Nach 1945 erlebte das Wiener Kabarett eine Wiedergeburt. Von den Bühnen der 1930er Jahre wurden die "Literatur am Naschmarkt" bis 1947 (in die Räumlichkeiten zog 1961 das Ateliertheater am Naschmarkt ein) und der "Liebe Augustin" bis 1948 weitergeführt (Umwandlung durch Stella Kadmon, die 1947 aus dem Exil heimgekehrt war, ins Theater der Courage). 1951 hatte das Quartett Helmut Qualtinger, Carl Merz, Michael Kehlmann und Gerhard Bronner einen überwältigenden Erfolg mit einer in die damalige Zeit transponierten Neufassung von Schnitzlers "Reigen" im "Kleinen Theater im Konzerthaus" (Kleines Brettl) und beschloss daraufhin, beisammenzubleiben. Im Herbst 1952 brachten sie in der "Kleinen Komödie" (1, Liliengasse 3, ab 1960 befand sich hier das "Theater im Zentrum") mit großem Erfolg die Kabarettrevue "Brettl vor'm Kopf" heraus, der weitere folgten ("Blattl vor'm Mund", "Glasl vor'm Aug", "Spiegel vor'm G'sicht"); das Team erweiterte sich unter anderem um Peter Wehle und Johann Sklenka. Nach den Erfolgen Qualtingers mit „Der Halbwilde", dem „G'schupften Ferdl" und „Der Papa wird's schon richten" kreierten Qualtinger und Merz 1957 den „Travnicek". 1959 übersiedelte das Team mit dem Programm "Dachl über'm Kopf" in das "Neue Theater am Kärntnertor" (1, Walfischgasse 4). Hier beendete Qualtinger mit dem "Hackl im Kreuz" 1961 seine Karriere als Kabarettist und sorgte im selben Jahr mit dem "Herrn Karl" für Begeisterungs- und Entrüstungsstürme.

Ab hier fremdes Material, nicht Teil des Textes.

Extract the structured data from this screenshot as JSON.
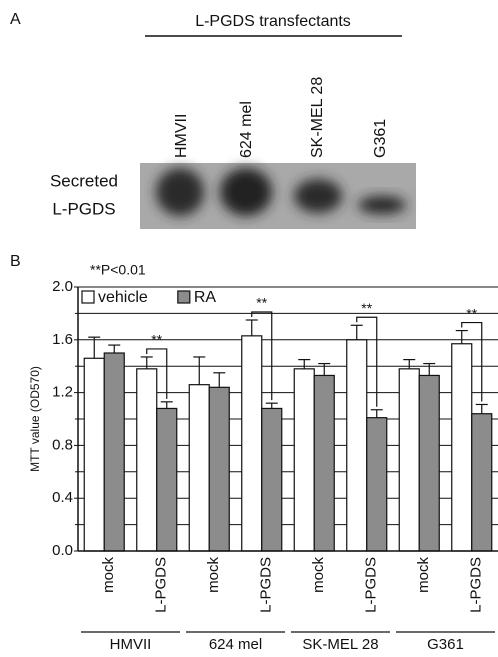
{
  "panel_a": {
    "label": "A",
    "title": "L-PGDS transfectants",
    "lanes": [
      "HMVII",
      "624  mel",
      "SK-MEL 28",
      "G361"
    ],
    "row_label": [
      "Secreted",
      "L-PGDS"
    ]
  },
  "chart_data": {
    "type": "bar",
    "panel_label": "B",
    "annotation": "**P<0.01",
    "y_label": "MTT value (OD570)",
    "categories": [
      "mock",
      "L-PGDS",
      "mock",
      "L-PGDS",
      "mock",
      "L-PGDS",
      "mock",
      "L-PGDS"
    ],
    "groups": [
      "HMVII",
      "624 mel",
      "SK-MEL 28",
      "G361"
    ],
    "series": [
      {
        "name": "vehicle",
        "color": "#ffffff",
        "values": [
          1.46,
          1.38,
          1.26,
          1.63,
          1.38,
          1.6,
          1.38,
          1.57
        ],
        "errors": [
          0.16,
          0.09,
          0.21,
          0.12,
          0.07,
          0.11,
          0.07,
          0.1
        ]
      },
      {
        "name": "RA",
        "color": "#8c8c8c",
        "values": [
          1.5,
          1.08,
          1.24,
          1.08,
          1.33,
          1.01,
          1.33,
          1.04
        ],
        "errors": [
          0.06,
          0.05,
          0.11,
          0.04,
          0.09,
          0.06,
          0.09,
          0.07
        ]
      }
    ],
    "significance_labels": [
      null,
      "**",
      null,
      "**",
      null,
      "**",
      null,
      "**"
    ],
    "ylim": [
      0,
      2
    ],
    "yticks": [
      {
        "value": 0,
        "label": "0.0"
      },
      0.4,
      0.8,
      1.2,
      1.6,
      {
        "value": 2,
        "label": "2.0"
      }
    ],
    "minor_yticks": [
      0.2,
      0.6,
      1.0,
      1.4,
      1.8
    ],
    "grid": true,
    "legend": "top-left"
  }
}
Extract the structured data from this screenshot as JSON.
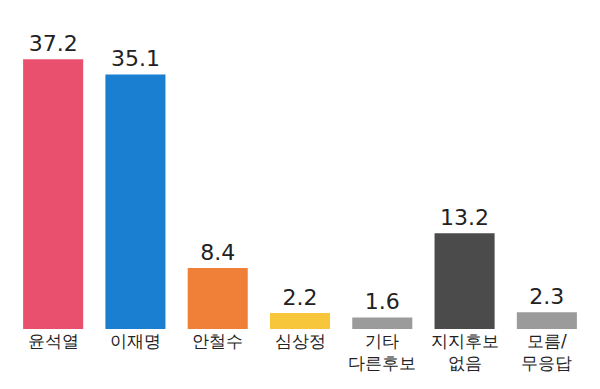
{
  "chart_data": {
    "type": "bar",
    "categories": [
      "윤석열",
      "이재명",
      "안철수",
      "심상정",
      "기타\n다른후보",
      "지지후보\n없음",
      "모름/\n무응답"
    ],
    "values": [
      37.2,
      35.1,
      8.4,
      2.2,
      1.6,
      13.2,
      2.3
    ],
    "colors": [
      "#e8506e",
      "#1b7fd1",
      "#f08038",
      "#f8c63a",
      "#9b9b9b",
      "#4b4b4b",
      "#9b9b9b"
    ],
    "data_labels": true,
    "tick_labels": "x",
    "grid": false
  }
}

Im "Simpl" übernahm Karl Farkas 1950 erneut die künstlerische Leitung und formierte dessen Team neu. Enorme Popularität erreichte er mit Doppelconferencen, die er anfangs mit Fritz Muliar, Heinz Conrads und Maxi Böhm, schließlich nur mehr mit Ernst Waldbrunn als Partner zur Aufführung brachte.

In den 1970er Jahren wurde das Kabarett wieder kritischer; als Vorreiter fungierte das "Kabarett Keif“ mit Erwin Steinhauer, Erich Demmer, Wolfgang Teuschl sowie Lukas Resetarits als Protagonisten. Nach der Auflösung von "Keif" suchte Resetarits allein seinen Weg und wurde einer der ersten Solokabarettisten Österreichs. Neu war auch die Verbindung von Kabarett und Rockmusik wie sie etwa von den "Schmetterlingen" praktiziert wurde. Die Geburtsstunde einer neuen Kleinkunst-Epoche schlug um 1980, als unter anderem von Fritz Aumayr die "Kulisse" gegründet wurde (17, Rosensteingasse 39). 1983 folgten das "Spektakel" (5, Hamburgerstraße 14) und der "Niedermair" (8, Lenaugasse 1A), 1989 das "Vindobona" (20, Wallensteinplatz 6). 1984 trat im "Theater in der Drachengasse" das erste Frauenkabarett auf (gegründet von Emmy Werner), wenig später entstanden andere Frauengruppen. Renate Heinzl eröffnete im Herbst 1984 im ehemaligen Premierenkino "Wienzeile" das "K & K-Theater am Naschmarkt" (6, Linke Wienzeile 4), in dem anfangs ihr Mann Hans Peter Heinzl, ab 1991 die "Hektiker" und ab 1992 Alexander Goebel erfolgreich auftraten.


1976 gründete Topsy Küpers die Freie Bühne Wieden.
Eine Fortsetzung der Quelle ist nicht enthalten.